MMA first came to the attention of an American audience after the Gracie family decided to showcase its trademark Brazilian jujitsu in the USA in the 1990s. Royce Gracie represented the family in a 1993  that came to be called UFC 1. The name referred to the Ultimate Fighting Championship (UFC), an organization that became the leading promoter of MMA events. The earliest aim of the UFC events was to pit fighters of different styles against each other—such as wrestler against boxer and kickboxer against judoka. As the UFC’s first TV pay-per-view event, the tournament attracted 86,000 viewers. That number increased to 300,000 by the third event.

 

 

 

In 2001 new UFC management (Zuffa) created rules to make the sport more palatable for a wider television audience. It added weight classes, stricter rules, rounds, and time limits.
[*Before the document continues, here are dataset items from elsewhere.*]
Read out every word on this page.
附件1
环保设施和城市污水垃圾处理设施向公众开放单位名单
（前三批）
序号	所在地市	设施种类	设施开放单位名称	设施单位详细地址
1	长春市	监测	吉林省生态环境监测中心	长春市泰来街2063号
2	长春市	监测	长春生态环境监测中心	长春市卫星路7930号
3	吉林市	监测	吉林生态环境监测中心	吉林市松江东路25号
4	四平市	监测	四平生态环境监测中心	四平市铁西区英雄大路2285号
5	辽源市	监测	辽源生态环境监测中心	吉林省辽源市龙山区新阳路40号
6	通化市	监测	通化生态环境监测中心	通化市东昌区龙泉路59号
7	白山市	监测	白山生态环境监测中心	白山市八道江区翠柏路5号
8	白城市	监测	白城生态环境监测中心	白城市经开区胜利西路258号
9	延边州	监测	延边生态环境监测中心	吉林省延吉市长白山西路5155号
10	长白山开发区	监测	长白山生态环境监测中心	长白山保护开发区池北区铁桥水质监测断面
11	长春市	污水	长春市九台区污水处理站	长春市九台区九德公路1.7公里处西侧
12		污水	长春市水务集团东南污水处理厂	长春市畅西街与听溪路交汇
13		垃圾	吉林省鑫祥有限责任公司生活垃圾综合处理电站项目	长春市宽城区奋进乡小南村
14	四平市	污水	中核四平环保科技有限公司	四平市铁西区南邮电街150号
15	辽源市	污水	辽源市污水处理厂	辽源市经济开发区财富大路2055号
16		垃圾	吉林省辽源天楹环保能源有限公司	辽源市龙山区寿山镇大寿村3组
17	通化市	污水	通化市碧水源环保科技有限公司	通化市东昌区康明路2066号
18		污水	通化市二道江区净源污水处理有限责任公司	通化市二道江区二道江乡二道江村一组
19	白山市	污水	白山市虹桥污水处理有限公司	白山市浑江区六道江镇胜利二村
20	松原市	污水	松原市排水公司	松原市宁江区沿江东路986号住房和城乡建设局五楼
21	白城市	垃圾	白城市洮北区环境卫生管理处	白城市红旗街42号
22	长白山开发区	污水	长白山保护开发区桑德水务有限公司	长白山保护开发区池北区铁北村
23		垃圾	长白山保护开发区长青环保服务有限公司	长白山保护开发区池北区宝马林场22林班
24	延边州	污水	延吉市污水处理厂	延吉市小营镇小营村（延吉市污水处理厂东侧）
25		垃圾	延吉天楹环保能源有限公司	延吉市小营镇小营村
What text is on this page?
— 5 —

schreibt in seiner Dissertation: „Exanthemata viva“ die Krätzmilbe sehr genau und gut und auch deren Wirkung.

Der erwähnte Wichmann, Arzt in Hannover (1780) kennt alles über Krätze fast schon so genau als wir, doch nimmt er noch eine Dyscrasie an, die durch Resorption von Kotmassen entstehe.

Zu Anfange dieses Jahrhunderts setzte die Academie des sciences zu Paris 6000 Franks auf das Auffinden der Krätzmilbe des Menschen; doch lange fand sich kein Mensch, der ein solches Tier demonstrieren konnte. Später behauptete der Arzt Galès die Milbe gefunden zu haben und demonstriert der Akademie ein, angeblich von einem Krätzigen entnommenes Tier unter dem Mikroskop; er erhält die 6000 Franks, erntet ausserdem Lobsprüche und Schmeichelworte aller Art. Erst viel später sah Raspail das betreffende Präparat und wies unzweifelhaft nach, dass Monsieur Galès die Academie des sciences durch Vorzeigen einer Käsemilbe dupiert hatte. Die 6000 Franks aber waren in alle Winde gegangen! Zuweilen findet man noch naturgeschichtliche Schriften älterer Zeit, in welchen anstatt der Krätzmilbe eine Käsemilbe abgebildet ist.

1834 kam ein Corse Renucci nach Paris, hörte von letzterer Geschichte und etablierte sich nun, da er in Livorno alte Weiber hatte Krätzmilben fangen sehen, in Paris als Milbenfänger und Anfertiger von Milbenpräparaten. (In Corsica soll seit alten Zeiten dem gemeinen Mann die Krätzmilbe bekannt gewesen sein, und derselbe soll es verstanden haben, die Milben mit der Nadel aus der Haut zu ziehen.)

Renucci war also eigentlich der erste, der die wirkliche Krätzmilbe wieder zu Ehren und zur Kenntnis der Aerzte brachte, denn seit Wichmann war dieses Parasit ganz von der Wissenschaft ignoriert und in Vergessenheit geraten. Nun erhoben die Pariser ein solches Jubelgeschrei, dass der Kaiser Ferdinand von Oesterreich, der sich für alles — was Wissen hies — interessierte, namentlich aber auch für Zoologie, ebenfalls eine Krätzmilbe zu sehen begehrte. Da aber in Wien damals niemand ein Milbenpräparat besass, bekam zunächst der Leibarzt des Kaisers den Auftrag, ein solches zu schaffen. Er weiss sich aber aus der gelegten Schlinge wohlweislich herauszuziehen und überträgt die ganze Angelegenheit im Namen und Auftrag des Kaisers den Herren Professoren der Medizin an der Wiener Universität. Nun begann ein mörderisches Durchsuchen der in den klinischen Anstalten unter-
The revamped UFC now featured newer fighters who were more skilled as boxers, wrestlers, and jiu jitsu players, and they were forced to cross train extensively to ensure peak physical condition. In the United States the sport came to be regulated by the same bodies that governed boxing, including the Nevada State Athletic Commission and the New Jersey State Athletic Control Board.

 

 

 

 

On the professional level, the UFC, based in Las Vegas, is the leading MMA promotion worldwide. It produces many live events each year, and its pay-per-view cable television broadcasts have reached viewers in some 130 countries around the world, recently securing landmark deals with FOX and ESPN. The organization, founded in 1993, was purchased by Zuffa Inc. in January 2001 for $2 million and as the popularity of the sport sky-rocketed, it was announced in 2016 that the UFC was being sold to the talent agency WME-IMG for over $4 billion.